Kommentar Antisemitismus-Vorwürfe: Seltsame Querfronten
Dass die Freie Universität eine Dozentin aufgrund höchst fragwürdiger Vorwürfe quasi suspendiert, ist skandalös. Die Meinungsfreiheit ist ein hohes Gut.
![Eingang Audimax der Freien Universität Berlin Eingang Audimax der Freien Universität Berlin](https://taz.de/picture/1737013/14/9bbf4f53eb78440a89814a6caa3136bd_edited_60477833_ed49b57748.jpeg)

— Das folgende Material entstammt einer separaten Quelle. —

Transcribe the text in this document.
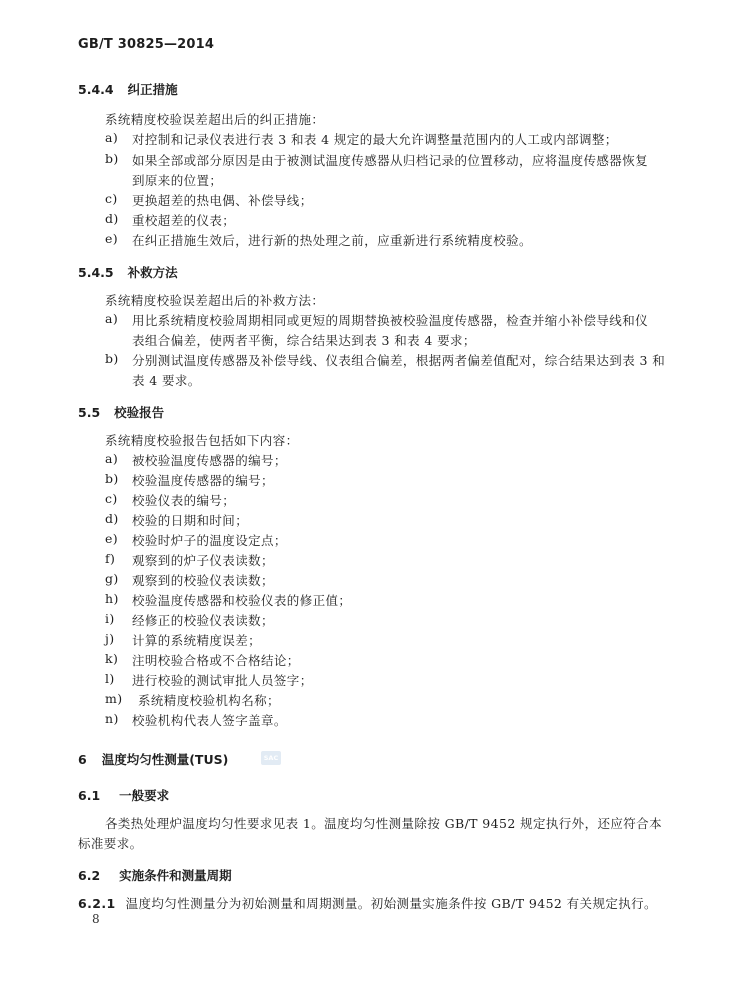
GB/T 30825—2014
5.4.4 纠正措施
系统精度校验误差超出后的纠正措施：
a) 对控制和记录仪表进行表 3 和表 4 规定的最大允许调整量范围内的人工或内部调整；
b) 如果全部或部分原因是由于被测试温度传感器从归档记录的位置移动，应将温度传感器恢复
到原来的位置；
c) 更换超差的热电偶、补偿导线；
d) 重校超差的仪表；
e) 在纠正措施生效后，进行新的热处理之前，应重新进行系统精度校验。
5.4.5 补救方法
系统精度校验误差超出后的补救方法：
a) 用比系统精度校验周期相同或更短的周期替换被校验温度传感器，检查并缩小补偿导线和仪
表组合偏差，使两者平衡，综合结果达到表 3 和表 4 要求；
b) 分别测试温度传感器及补偿导线、仪表组合偏差，根据两者偏差值配对，综合结果达到表 3 和
表 4 要求。
5.5 校验报告
系统精度校验报告包括如下内容：
a) 被校验温度传感器的编号；
b) 校验温度传感器的编号；
c) 校验仪表的编号；
d) 校验的日期和时间；
e) 校验时炉子的温度设定点；
f) 观察到的炉子仪表读数；
g) 观察到的校验仪表读数；
h) 校验温度传感器和校验仪表的修正值；
i) 经修正的校验仪表读数；
j) 计算的系统精度误差；
k) 注明校验合格或不合格结论；
l) 进行校验的测试审批人员签字；
m) 系统精度校验机构名称；
n) 校验机构代表人签字盖章。
6 温度均匀性测量(TUS)	SAC
6.1 一般要求
各类热处理炉温度均匀性要求见表 1。温度均匀性测量除按 GB/T 9452 规定执行外，还应符合本
标准要求。
6.2 实施条件和测量周期
6.2.1 温度均匀性测量分为初始测量和周期测量。初始测量实施条件按 GB/T 9452 有关规定执行。
8
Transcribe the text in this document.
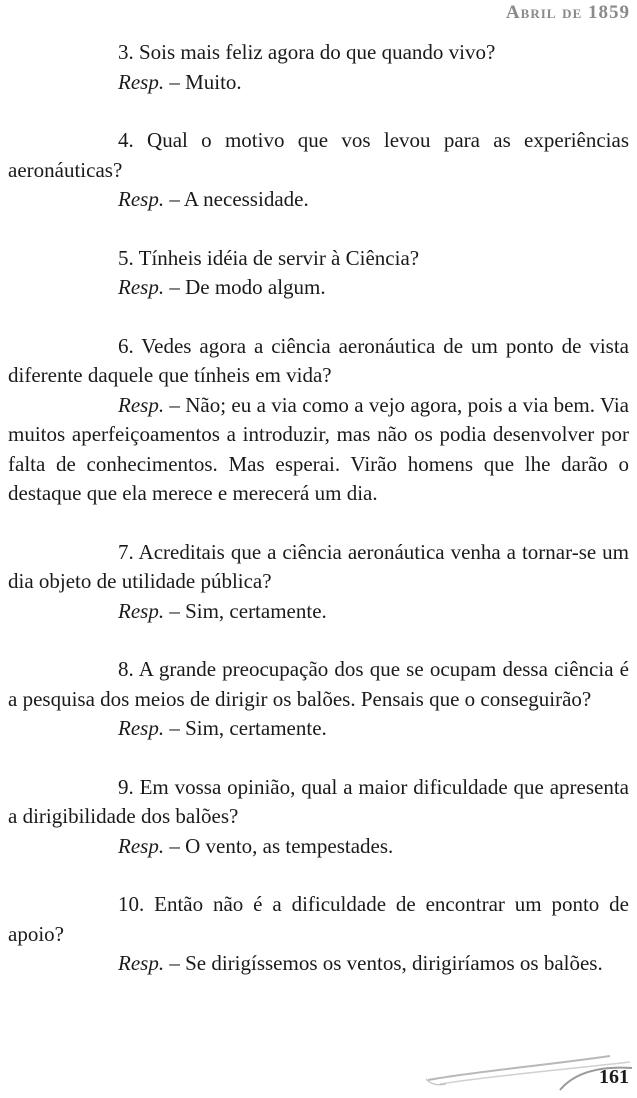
Abril de 1859

3. Sois mais feliz agora do que quando vivo?

Resp. – Muito.

4. Qual o motivo que vos levou para as experiências aeronáuticas?

Resp. – A necessidade.

5. Tínheis idéia de servir à Ciência?

Resp. – De modo algum.

6. Vedes agora a ciência aeronáutica de um ponto de vista diferente daquele que tínheis em vida?

Resp. – Não; eu a via como a vejo agora, pois a via bem. Via muitos aperfeiçoamentos a introduzir, mas não os podia desenvolver por falta de conhecimentos. Mas esperai. Virão homens que lhe darão o destaque que ela merece e merecerá um dia.

7. Acreditais que a ciência aeronáutica venha a tornar-se um dia objeto de utilidade pública?

Resp. – Sim, certamente.

8. A grande preocupação dos que se ocupam dessa ciência é a pesquisa dos meios de dirigir os balões. Pensais que o conseguirão?

Resp. – Sim, certamente.

9. Em vossa opinião, qual a maior dificuldade que apresenta a dirigibilidade dos balões?

Resp. – O vento, as tempestades.

10. Então não é a dificuldade de encontrar um ponto de apoio?

Resp. – Se dirigíssemos os ventos, dirigiríamos os balões.

161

M an kann sich darüber streiten, ob es historisch angebracht ist, Israel als einen „Kolonialstaat“ zu bezeichnen oder von „Apartheid“ zu sprechen, um dessen Politik gegenüber den Palästinensern zu beschreiben. Und man kann sich darüber streiten, ob es moralisch angebracht ist, den Staat Israel zu boykottieren oder sogar für einen Israel-Boykott zu werben. Nicht streiten kann man sich aber darüber, dass man darüber streiten darf. Denn Meinungsunterschiede muss man in einer Demokratie aushalten. Das gehört zur Meinungsfreiheit, die durch das Grundgesetz geschützt ist.
Israels rechte Regierung möchte solche Debatten unterbinden. Sie betrachtet die internationale Boykottbewegung gegen ihr Land als eine ernste Gefahr, und manche ihrer Anhänger nutzen den Vorwurf des Antisemitismus, um ihrer Gegner zu diffamieren. Da ist inzwischen eine seltsame Querfront entstanden, die israelische Rechte und evangelikale Christen mit deutschen Linken vereint.

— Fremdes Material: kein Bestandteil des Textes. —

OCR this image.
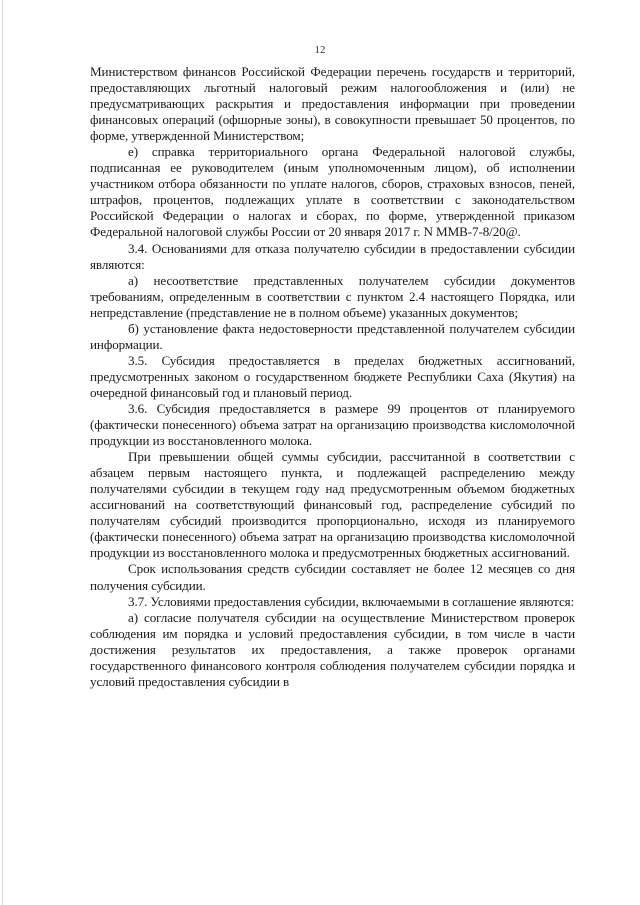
12

Министерством финансов Российской Федерации перечень государств и территорий, предоставляющих льготный налоговый режим налогообложения и (или) не предусматривающих раскрытия и предоставления информации при проведении финансовых операций (офшорные зоны), в совокупности превышает 50 процентов, по форме, утвержденной Министерством;

е) справка территориального органа Федеральной налоговой службы, подписанная ее руководителем (иным уполномоченным лицом), об исполнении участником отбора обязанности по уплате налогов, сборов, страховых взносов, пеней, штрафов, процентов, подлежащих уплате в соответствии с законодательством Российской Федерации о налогах и сборах, по форме, утвержденной приказом Федеральной налоговой службы России от 20 января 2017 г. N ММВ-7-8/20@.

3.4. Основаниями для отказа получателю субсидии в предоставлении субсидии являются:

а) несоответствие представленных получателем субсидии документов требованиям, определенным в соответствии с пунктом 2.4 настоящего Порядка, или непредставление (представление не в полном объеме) указанных документов;

б) установление факта недостоверности представленной получателем субсидии информации.

3.5. Субсидия предоставляется в пределах бюджетных ассигнований, предусмотренных законом о государственном бюджете Республики Саха (Якутия) на очередной финансовый год и плановый период.

3.6. Субсидия предоставляется в размере 99 процентов от планируемого (фактически понесенного) объема затрат на организацию производства кисломолочной продукции из восстановленного молока.

При превышении общей суммы субсидии, рассчитанной в соответствии с абзацем первым настоящего пункта, и подлежащей распределению между получателями субсидии в текущем году над предусмотренным объемом бюджетных ассигнований на соответствующий финансовый год, распределение субсидий по получателям субсидий производится пропорционально, исходя из планируемого (фактически понесенного) объема затрат на организацию производства кисломолочной продукции из восстановленного молока и предусмотренных бюджетных ассигнований.

Срок использования средств субсидии составляет не более 12 месяцев со дня получения субсидии.

3.7. Условиями предоставления субсидии, включаемыми в соглашение являются:

а) согласие получателя субсидии на осуществление Министерством проверок соблюдения им порядка и условий предоставления субсидии, в том числе в части достижения результатов их предоставления, а также проверок органами государственного финансового контроля соблюдения получателем субсидии порядка и условий предоставления субсидии в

Dass die Freie Universität Berlin jetzt eine Dozentin quasi suspendiert, weil sie ihre Meinung zum Nahostkonflikt anstößig findet, ist ein Skandal. Und dass sie die „Antisemitismus“-Vorwürfe, die von obskurer rechter Seite gegen sie erhoben werden, auch noch durch eine wissenschaftliche Untersuchung adeln möchte, kommt fast schon einer Vorverurteilung gleich. Denn offen ist, wer genau diese „Untersuchung“ durchführen soll. Und offen ist auch, wer die Teilnehmer einer Podiumsdiskussion auswählen soll, die dem Institut zu diesem Fall vorschwebt und die von den Betroffenen nur als eine Art Tribunal empfunden werden kann. Denn es besteht die Gefahr, dass sich die Ankläger hier auch zum Richter aufspielen.

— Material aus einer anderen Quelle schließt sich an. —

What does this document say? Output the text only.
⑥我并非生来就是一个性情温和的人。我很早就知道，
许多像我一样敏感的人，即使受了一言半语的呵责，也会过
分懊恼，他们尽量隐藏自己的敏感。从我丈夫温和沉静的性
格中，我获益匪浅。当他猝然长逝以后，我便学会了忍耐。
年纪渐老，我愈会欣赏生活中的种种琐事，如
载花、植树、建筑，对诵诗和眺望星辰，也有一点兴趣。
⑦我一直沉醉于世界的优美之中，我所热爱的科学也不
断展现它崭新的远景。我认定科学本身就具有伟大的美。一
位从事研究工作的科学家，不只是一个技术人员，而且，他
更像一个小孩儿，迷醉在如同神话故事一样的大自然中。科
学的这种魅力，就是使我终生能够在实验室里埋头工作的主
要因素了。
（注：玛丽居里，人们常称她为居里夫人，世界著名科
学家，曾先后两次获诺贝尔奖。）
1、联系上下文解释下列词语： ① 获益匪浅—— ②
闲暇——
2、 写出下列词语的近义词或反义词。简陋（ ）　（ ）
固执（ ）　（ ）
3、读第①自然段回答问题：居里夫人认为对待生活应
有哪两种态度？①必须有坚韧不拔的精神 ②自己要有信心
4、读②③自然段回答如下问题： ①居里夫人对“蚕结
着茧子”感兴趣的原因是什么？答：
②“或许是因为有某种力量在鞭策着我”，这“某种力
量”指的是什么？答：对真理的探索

Der Vorgang erscheint ziemlich beispiellos – und wenn man Vergleiche aus der jüngeren Geschichte sucht, dann fallen einem da etwa die Anhörungen vor dem „Komitee für unamerikanische Umtriebe“ in den USA der McCarty-Ära ein. Das ist keine gute Tradition, an die die ihrem Namen nach „Freie Universität“ anknüpft.